Genomic analysis of these microdeletions led to identification of a series of genes that appear to be important in spermatogenesis. For example, the 3.5-Mb-long AZFc deletion region contains seven different families of genes that are expressed only in the testis, including four copies of the DAZ genes (deleted in azoospermia) that encode nearly identical RNA-binding proteins expressed only in the premeiotic germ cells of the testis. De novo deletions of AZFc arise in approximately 1 in 4000 males and account for approximately 12% of azoospermic males and approximately 6% of males with severe oligospermia. Deletion of only two of the four DAZ genes has been associated with milder oligospermia. Similar to the other genomic disorders described earlier in this chapter, they are mediated by recombination between segmentally duplicated sequences (see Table 6-3). AZFa and AZFb deletions, although less common, also involve recombination. The Yq microdeletions are not syndromic, however; they are responsible only for a defect in spermatogenesis in otherwise normal males. The explanation is that all of the genes involved in the AZF deletions are expressed only in the testis and have no functions in other tissues or cell types.

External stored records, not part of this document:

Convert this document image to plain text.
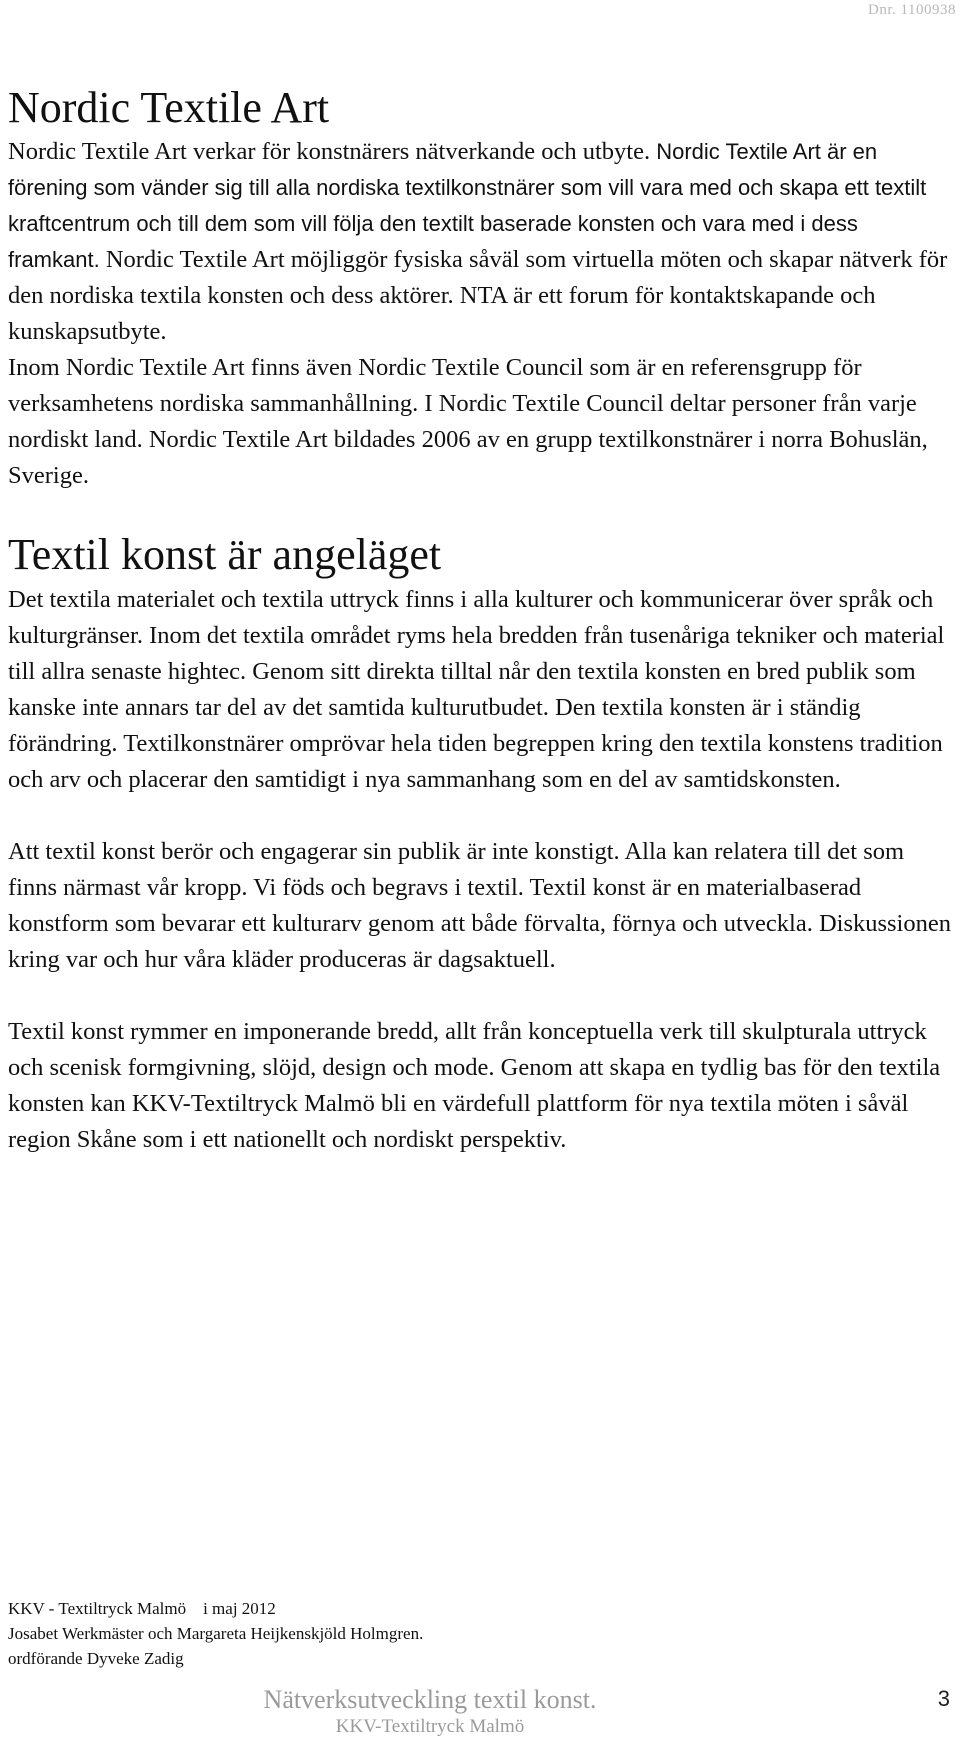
Dnr. 1100938
Nordic Textile Art

Nordic Textile Art verkar för konstnärers nätverkande och utbyte. Nordic Textile Art är en förening som vänder sig till alla nordiska textilkonstnärer som vill vara med och skapa ett textilt kraftcentrum och till dem som vill följa den textilt baserade konsten och vara med i dess framkant. Nordic Textile Art möjliggör fysiska såväl som virtuella möten och skapar nätverk för den nordiska textila konsten och dess aktörer. NTA är ett forum för kontaktskapande och kunskapsutbyte.

Inom Nordic Textile Art finns även Nordic Textile Council som är en referensgrupp för verksamhetens nordiska sammanhållning. I Nordic Textile Council deltar personer från varje nordiskt land. Nordic Textile Art bildades 2006 av en grupp textilkonstnärer i norra Bohuslän, Sverige.

Textil konst är angeläget

Det textila materialet och textila uttryck finns i alla kulturer och kommunicerar över språk och kulturgränser. Inom det textila området ryms hela bredden från tusenåriga tekniker och material till allra senaste hightec. Genom sitt direkta tilltal når den textila konsten en bred publik som kanske inte annars tar del av det samtida kulturutbudet. Den textila konsten är i ständig förändring. Textilkonstnärer omprövar hela tiden begreppen kring den textila konstens tradition och arv och placerar den samtidigt i nya sammanhang som en del av samtidskonsten.

Att textil konst berör och engagerar sin publik är inte konstigt. Alla kan relatera till det som finns närmast vår kropp. Vi föds och begravs i textil. Textil konst är en materialbaserad konstform som bevarar ett kulturarv genom att både förvalta, förnya och utveckla. Diskussionen kring var och hur våra kläder produceras är dagsaktuell.

Textil konst rymmer en imponerande bredd, allt från konceptuella verk till skulpturala uttryck och scenisk formgivning, slöjd, design och mode. Genom att skapa en tydlig bas för den textila konsten kan KKV-Textiltryck Malmö bli en värdefull plattform för nya textila möten i såväl region Skåne som i ett nationellt och nordiskt perspektiv.

KKV - Textiltryck Malmö    i maj 2012
Josabet Werkmäster och Margareta Heijkenskjöld Holmgren.
ordförande Dyveke Zadig
Nätverksutveckling textil konst.
KKV-Textiltryck Malmö
3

Overall, approximately 2% of otherwise healthy males are infertile because of severe defects in sperm production, and it appears likely that de novo deletions or mutations of genes on Yq account for a significant proportion of these. Thus men with idiopathic infertility should be karyotyped, and Y chromosome molecular testing and genetic counseling may be appropriate before the initiation of assisted reproduction by intracytoplasmic sperm injection for such couples, mostly because of the risk for passing a Yq microdeletion responsible for infertility to the infertile couple’s sons.